Record for Spanglish variant
everson at evertype.com
Fri Jan 6 14:04:04 CET 2017
On 5 Jan 2017, at 19:42, Luc Pardon <lucp at skopos.be> wrote:
>> On Wed, Jan 4, 2017 at 5:38 PM Caoimhin O Donnaile wrote:
>> I wouldn't think so. Those have two clearly distinct languages in them, and should be recorded as such. Any detailed transcription would clearly separate the two languages at the word or phrase level, and have no problem doing so.
> I agree, and that is precisely one of the reasons why I don't think that an extensible mechanism for code-switching/hybrid languages is a good idea.
Exactly. There aren’t that many of them: certainly there’s no requirement to have Inuktitut/Thai, permitted by the (unreadable) extensible mechanisme. If we need a subtag for Latin/English and Nahuatl/Spanish, then we can have one.
> Sooner rather than later a well-meaning dictionary publisher will use it to tag his product, thereby (ab)using the mechanism for things it was not intended for.
> What happens here is that we expect that publisher - or any given tagger - to study the intended meaning of our extension in depth, and then make a judgment whether his mixed language text meets the criteria for defining an "hybrid" that we had in mind when we designed a mechanism for tagging them.
> I think that is expecting too much, and that therefore he should not be left alone to make that judgment. This kind of judgments, which require intimate knowledge of the various RFC's as well as linguistic considerations, is precisely what this list was supposed to make.
> Michael has demonstrated on this list that Spanglish is indeed sufficiently "special" to tell a Spanglish text apart from any other mixture of English and Spanish words. Once we are there, we may then as well assign a regular subtag for it.
> Extensible mechanisms are fine when no such judgment is involved, as is the case with the script subtag. It would be hard to make mistakes here, and therefore it is appropriate that a separate registration of - say - "ru-Latn" is not needed.

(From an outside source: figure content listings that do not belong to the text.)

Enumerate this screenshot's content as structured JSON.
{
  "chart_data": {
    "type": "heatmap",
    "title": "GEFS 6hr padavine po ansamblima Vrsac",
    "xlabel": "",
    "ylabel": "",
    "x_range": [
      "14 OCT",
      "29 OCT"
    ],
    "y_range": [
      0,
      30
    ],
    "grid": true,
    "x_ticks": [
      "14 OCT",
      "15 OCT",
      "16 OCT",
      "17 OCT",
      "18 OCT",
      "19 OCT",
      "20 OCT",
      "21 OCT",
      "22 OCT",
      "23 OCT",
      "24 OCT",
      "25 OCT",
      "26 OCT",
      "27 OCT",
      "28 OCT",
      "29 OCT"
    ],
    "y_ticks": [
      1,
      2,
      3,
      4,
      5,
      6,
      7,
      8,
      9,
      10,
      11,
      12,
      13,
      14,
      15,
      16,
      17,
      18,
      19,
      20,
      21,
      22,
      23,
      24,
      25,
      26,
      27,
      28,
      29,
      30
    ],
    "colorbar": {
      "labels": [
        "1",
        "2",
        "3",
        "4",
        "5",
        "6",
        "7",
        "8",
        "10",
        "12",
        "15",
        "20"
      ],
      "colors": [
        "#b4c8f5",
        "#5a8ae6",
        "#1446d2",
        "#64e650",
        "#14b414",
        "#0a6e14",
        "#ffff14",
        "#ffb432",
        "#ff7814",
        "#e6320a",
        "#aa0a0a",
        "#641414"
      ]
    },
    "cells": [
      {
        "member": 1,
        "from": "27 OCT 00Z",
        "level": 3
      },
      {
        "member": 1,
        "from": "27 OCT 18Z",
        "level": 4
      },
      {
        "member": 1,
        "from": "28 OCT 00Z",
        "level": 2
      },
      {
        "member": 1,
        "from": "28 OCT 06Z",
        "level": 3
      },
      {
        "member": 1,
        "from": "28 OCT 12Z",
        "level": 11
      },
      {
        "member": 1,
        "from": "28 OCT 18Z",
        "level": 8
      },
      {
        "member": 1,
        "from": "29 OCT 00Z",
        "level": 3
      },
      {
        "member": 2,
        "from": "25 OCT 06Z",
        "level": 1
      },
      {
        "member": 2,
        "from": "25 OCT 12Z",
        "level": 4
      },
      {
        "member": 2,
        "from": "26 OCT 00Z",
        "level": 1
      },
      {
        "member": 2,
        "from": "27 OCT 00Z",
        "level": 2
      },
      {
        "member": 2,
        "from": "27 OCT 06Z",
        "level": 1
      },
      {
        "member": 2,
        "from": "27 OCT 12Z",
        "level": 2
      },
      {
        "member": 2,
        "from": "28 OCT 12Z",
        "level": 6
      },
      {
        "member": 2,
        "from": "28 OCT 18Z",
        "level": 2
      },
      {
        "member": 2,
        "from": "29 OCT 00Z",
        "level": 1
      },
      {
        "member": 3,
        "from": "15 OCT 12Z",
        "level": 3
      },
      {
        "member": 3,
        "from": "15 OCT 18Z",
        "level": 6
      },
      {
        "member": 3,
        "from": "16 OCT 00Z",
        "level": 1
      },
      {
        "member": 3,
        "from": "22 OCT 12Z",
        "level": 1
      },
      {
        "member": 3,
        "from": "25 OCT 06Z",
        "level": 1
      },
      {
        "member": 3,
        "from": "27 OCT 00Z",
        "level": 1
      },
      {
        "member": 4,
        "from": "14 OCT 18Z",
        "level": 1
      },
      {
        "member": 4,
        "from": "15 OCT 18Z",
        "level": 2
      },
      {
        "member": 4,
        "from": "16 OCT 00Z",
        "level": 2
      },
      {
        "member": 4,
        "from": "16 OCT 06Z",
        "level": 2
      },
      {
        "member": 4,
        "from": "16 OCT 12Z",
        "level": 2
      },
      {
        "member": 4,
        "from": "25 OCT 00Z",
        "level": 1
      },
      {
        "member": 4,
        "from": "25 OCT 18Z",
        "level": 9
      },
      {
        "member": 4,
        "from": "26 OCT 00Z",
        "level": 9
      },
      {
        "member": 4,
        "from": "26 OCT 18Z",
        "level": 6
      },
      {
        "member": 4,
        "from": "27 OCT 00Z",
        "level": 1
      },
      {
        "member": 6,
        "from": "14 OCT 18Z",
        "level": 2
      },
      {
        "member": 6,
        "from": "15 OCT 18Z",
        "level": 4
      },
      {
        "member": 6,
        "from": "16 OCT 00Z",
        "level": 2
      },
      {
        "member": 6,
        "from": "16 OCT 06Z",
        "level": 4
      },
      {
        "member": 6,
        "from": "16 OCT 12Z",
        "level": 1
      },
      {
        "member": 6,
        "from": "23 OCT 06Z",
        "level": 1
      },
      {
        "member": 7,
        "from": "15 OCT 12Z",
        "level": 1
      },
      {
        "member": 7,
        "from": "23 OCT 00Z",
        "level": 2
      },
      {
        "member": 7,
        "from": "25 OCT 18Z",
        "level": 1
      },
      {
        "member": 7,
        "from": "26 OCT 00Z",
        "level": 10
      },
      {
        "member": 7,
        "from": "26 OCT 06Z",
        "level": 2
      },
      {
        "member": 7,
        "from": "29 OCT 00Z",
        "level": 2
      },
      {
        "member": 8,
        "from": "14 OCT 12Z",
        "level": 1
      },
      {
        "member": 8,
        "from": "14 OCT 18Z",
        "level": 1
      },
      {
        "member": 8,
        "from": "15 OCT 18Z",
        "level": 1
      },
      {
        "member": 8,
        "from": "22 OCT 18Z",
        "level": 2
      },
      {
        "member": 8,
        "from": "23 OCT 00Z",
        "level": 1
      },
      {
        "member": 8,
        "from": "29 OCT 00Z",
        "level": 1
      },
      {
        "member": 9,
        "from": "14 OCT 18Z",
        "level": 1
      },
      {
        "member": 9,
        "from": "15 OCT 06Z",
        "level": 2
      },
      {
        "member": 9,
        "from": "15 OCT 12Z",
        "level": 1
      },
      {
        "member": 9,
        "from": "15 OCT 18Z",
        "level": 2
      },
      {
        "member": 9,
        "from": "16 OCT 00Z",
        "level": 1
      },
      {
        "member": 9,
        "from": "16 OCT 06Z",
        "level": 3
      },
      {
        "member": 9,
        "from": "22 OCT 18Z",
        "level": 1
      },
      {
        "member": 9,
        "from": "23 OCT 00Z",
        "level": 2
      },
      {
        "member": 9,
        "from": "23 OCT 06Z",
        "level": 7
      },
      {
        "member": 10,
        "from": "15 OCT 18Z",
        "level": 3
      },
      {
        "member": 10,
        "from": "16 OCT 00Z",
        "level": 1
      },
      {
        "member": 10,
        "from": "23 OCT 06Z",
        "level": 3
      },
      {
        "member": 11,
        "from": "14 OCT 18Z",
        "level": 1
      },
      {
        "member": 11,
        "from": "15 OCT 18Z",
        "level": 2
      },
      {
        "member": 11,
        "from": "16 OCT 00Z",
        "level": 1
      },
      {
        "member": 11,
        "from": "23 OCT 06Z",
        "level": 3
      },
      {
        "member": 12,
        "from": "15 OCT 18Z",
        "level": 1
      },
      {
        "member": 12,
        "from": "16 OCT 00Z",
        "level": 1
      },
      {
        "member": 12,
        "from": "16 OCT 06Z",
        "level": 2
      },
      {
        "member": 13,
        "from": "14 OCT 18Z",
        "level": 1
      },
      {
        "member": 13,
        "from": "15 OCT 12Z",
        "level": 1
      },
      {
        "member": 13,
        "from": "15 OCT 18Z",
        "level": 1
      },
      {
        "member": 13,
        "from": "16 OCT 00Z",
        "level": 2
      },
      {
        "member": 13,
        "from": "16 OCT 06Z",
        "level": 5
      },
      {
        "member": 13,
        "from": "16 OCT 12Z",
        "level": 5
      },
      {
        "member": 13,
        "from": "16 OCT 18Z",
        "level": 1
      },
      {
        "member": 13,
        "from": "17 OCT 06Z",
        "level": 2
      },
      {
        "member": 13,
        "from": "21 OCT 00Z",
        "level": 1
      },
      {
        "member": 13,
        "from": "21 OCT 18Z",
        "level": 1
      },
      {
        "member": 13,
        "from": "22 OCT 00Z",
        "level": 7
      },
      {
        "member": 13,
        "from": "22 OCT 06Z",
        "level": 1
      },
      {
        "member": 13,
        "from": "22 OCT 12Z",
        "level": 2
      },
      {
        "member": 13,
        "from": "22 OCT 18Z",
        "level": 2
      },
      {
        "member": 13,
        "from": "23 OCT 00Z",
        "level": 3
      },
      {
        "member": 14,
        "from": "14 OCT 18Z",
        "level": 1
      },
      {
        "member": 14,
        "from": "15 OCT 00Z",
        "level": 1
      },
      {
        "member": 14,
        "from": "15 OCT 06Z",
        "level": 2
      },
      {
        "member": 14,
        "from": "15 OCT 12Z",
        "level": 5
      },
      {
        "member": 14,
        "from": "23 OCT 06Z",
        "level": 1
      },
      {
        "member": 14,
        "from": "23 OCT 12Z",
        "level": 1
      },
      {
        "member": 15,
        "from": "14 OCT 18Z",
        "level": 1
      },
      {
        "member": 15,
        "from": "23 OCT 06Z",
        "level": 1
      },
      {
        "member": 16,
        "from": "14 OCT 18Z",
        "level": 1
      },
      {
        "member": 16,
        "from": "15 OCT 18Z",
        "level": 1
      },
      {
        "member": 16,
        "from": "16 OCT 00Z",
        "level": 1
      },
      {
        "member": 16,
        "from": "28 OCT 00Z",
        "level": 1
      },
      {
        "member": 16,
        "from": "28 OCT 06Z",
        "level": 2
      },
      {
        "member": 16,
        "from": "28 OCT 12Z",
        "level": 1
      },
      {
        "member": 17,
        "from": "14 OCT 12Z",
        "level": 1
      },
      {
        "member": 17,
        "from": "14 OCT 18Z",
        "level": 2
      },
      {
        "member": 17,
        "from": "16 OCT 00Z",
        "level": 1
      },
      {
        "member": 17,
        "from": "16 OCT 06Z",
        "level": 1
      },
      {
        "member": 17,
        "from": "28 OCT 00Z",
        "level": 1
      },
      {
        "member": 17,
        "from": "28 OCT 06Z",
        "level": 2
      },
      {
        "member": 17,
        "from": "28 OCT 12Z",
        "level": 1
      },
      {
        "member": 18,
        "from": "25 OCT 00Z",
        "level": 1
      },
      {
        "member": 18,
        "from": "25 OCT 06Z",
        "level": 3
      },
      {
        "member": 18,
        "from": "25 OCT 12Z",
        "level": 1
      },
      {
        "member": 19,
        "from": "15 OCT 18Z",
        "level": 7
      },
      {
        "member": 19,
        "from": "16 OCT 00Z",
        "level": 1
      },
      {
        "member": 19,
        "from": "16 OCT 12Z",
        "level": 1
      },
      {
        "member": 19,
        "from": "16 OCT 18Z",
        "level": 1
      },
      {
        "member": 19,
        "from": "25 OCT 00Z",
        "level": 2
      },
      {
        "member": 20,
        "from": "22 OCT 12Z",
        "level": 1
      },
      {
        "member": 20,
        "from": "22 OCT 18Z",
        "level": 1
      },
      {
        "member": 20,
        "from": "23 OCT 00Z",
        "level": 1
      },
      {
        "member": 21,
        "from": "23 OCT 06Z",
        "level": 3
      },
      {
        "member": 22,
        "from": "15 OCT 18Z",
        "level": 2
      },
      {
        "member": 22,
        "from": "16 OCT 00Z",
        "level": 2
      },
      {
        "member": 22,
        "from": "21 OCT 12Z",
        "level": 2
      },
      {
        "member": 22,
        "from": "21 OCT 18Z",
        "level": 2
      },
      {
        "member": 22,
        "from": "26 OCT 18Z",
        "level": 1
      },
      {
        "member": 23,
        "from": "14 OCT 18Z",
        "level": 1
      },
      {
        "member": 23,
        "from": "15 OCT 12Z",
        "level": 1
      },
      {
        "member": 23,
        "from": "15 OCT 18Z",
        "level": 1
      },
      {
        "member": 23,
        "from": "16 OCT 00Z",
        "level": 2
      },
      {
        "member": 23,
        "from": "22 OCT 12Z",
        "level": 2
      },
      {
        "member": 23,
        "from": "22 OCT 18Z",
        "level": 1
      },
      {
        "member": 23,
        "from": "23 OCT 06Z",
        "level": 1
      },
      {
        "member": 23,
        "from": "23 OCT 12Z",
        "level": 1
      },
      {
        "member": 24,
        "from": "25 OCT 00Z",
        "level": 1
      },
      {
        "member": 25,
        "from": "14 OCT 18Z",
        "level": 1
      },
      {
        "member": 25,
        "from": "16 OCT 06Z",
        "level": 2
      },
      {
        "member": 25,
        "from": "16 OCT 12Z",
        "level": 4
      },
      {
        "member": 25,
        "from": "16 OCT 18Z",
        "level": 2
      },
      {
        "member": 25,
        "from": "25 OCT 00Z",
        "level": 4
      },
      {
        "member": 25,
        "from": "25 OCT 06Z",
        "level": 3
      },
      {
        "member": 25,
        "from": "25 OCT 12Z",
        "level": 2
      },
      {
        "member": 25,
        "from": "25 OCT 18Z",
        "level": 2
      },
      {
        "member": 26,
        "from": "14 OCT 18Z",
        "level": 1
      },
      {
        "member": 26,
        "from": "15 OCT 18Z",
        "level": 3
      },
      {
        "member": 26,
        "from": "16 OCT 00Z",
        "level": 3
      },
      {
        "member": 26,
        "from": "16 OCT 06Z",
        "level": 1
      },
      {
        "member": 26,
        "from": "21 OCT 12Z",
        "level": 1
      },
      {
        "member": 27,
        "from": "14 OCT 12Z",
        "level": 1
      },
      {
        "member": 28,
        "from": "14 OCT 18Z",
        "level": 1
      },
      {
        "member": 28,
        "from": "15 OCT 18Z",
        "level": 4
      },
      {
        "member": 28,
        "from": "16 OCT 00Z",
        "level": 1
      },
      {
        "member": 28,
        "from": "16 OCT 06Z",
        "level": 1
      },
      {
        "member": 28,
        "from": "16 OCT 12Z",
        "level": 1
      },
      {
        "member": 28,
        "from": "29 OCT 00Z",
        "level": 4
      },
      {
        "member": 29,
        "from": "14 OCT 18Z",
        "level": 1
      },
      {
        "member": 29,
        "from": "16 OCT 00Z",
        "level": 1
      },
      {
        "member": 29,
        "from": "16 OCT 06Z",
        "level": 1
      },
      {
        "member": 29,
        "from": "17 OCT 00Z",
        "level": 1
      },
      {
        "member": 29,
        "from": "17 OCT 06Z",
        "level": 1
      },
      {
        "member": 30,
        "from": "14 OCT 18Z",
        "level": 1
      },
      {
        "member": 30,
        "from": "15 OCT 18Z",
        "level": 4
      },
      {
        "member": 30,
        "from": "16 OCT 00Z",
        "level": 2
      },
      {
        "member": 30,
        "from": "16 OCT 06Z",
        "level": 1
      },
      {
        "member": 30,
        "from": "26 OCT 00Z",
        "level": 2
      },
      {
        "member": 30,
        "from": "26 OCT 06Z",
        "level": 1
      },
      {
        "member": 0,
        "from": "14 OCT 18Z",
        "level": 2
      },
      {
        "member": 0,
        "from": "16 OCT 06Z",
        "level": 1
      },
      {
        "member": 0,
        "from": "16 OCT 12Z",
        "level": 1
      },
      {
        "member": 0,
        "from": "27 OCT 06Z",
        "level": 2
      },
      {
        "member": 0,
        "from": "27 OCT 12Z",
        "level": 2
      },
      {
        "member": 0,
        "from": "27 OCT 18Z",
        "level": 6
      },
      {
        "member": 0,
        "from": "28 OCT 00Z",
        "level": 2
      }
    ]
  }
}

> However, hybrid languages are a totally different animal, and I think separate registration for each of them - and the oversight of this list that comes with it - is really needed to avoid tags spinning out of control.
> The number of hybrid languages like Spanglish may be very large,
It is A LOT smaller than the number of combinations that could be generated under an extensible mechanism.
> but that is a poor excuse to delegate our responsibility to the tagger. We should be perfectly capable to handle them one by one, as they come our way.